The nine-month, one evening per week training program includes extensive education in contemporary art history, elements and principles of design and techniques for engaging a diverse audience.

"These are not the traditional docents who talk at a group," said docent trainer Ami Davis. "We teach them to really interact with people and have them make personal connections while learning about art in the context of California and world history."

Davis added that volunteers don't need to have an art background to sign up for the program and encourages anyone who is enthusiastic about "making art meaningful" to apply.

"We have a surgeon who just graduated, and he was really brushing up on his art history," she said. "Anyone can sign up, and they will get a great education as well as the satisfaction of working with the public."

After moving to Costa Mesa from Germany last June, Craig Ellefson was looking for a way to explore the local art world when he learned about the program.
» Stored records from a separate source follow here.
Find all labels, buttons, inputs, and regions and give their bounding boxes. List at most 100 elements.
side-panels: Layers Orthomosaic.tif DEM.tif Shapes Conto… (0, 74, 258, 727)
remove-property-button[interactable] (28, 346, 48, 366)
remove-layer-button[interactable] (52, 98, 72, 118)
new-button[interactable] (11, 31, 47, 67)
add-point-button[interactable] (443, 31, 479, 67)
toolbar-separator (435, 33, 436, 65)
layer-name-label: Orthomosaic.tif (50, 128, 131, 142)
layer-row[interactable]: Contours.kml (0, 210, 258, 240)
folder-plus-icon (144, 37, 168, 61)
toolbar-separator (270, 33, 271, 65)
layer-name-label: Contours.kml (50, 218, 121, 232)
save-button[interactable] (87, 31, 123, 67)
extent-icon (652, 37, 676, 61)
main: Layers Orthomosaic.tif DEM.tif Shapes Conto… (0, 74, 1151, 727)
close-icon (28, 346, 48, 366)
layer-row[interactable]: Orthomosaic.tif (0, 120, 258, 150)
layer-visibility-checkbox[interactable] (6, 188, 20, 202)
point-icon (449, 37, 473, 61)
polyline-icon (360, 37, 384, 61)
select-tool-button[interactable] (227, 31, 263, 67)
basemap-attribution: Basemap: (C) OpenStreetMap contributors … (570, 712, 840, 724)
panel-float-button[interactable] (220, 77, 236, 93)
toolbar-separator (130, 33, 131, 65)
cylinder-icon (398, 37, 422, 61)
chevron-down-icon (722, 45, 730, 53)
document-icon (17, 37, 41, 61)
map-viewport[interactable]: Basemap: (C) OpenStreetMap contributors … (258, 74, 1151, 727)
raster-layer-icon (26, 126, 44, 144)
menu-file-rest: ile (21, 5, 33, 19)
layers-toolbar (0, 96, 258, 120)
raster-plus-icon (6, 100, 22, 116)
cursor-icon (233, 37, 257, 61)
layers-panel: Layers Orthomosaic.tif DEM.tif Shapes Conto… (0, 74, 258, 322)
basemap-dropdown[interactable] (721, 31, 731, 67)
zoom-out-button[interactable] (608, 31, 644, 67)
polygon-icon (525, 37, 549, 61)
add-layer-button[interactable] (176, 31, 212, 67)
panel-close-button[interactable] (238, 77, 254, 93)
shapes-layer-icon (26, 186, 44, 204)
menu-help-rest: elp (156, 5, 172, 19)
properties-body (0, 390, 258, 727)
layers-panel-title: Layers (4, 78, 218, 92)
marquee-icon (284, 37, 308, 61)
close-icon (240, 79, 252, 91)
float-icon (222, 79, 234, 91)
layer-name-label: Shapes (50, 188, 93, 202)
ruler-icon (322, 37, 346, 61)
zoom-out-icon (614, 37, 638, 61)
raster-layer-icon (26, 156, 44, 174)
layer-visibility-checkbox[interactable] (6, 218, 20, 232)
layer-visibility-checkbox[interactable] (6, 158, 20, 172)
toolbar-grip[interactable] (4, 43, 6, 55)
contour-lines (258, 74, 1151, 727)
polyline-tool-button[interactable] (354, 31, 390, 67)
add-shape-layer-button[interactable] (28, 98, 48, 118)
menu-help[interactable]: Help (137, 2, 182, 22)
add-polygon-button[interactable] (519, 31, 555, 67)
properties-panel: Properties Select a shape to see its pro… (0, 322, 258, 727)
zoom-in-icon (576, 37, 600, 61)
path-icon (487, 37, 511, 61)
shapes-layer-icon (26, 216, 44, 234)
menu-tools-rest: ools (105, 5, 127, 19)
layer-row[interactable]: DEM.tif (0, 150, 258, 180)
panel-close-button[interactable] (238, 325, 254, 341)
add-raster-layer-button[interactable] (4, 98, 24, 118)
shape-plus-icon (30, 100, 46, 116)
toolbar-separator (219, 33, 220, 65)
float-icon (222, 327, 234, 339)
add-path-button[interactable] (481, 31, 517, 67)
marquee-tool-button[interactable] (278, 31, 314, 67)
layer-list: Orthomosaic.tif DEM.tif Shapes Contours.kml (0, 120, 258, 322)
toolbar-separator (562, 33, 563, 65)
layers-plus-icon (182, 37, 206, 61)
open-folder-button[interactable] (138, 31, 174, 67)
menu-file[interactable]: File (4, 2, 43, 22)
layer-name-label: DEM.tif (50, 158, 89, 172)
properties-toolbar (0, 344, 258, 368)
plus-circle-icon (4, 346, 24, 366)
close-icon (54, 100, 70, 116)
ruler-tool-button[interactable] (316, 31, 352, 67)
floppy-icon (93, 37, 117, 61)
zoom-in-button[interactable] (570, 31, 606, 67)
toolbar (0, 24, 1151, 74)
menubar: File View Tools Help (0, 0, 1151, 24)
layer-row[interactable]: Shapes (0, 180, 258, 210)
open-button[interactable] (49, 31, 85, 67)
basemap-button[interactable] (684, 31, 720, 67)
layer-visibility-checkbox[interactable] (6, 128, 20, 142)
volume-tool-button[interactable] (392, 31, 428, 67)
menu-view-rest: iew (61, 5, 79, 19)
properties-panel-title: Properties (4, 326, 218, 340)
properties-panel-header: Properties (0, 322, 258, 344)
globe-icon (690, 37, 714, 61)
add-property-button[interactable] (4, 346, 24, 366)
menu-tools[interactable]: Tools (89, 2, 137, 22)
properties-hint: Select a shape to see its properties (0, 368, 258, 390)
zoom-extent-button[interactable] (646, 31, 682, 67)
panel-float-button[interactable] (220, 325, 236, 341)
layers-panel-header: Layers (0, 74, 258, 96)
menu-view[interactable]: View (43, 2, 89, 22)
An archives technician for the U.S. National Archives and Records Administration by day, Ellefson brings plenty of experience to the table. He also studied art in the Netherlands, Italy and France, and is an experienced painter and musician.

"The program fully prepared me for what I'm excited to be doing, which is hopefully enlightening people to the crazy world of modern art," he said.

Ellefson and the other graduates, who include Deborah Hohmann of Costa Mesa and Michael Marcus of Corona del Mar, will assume their duties next month. All volunteers must commit at least 100 hours of service per year and lead at least three tours monthly.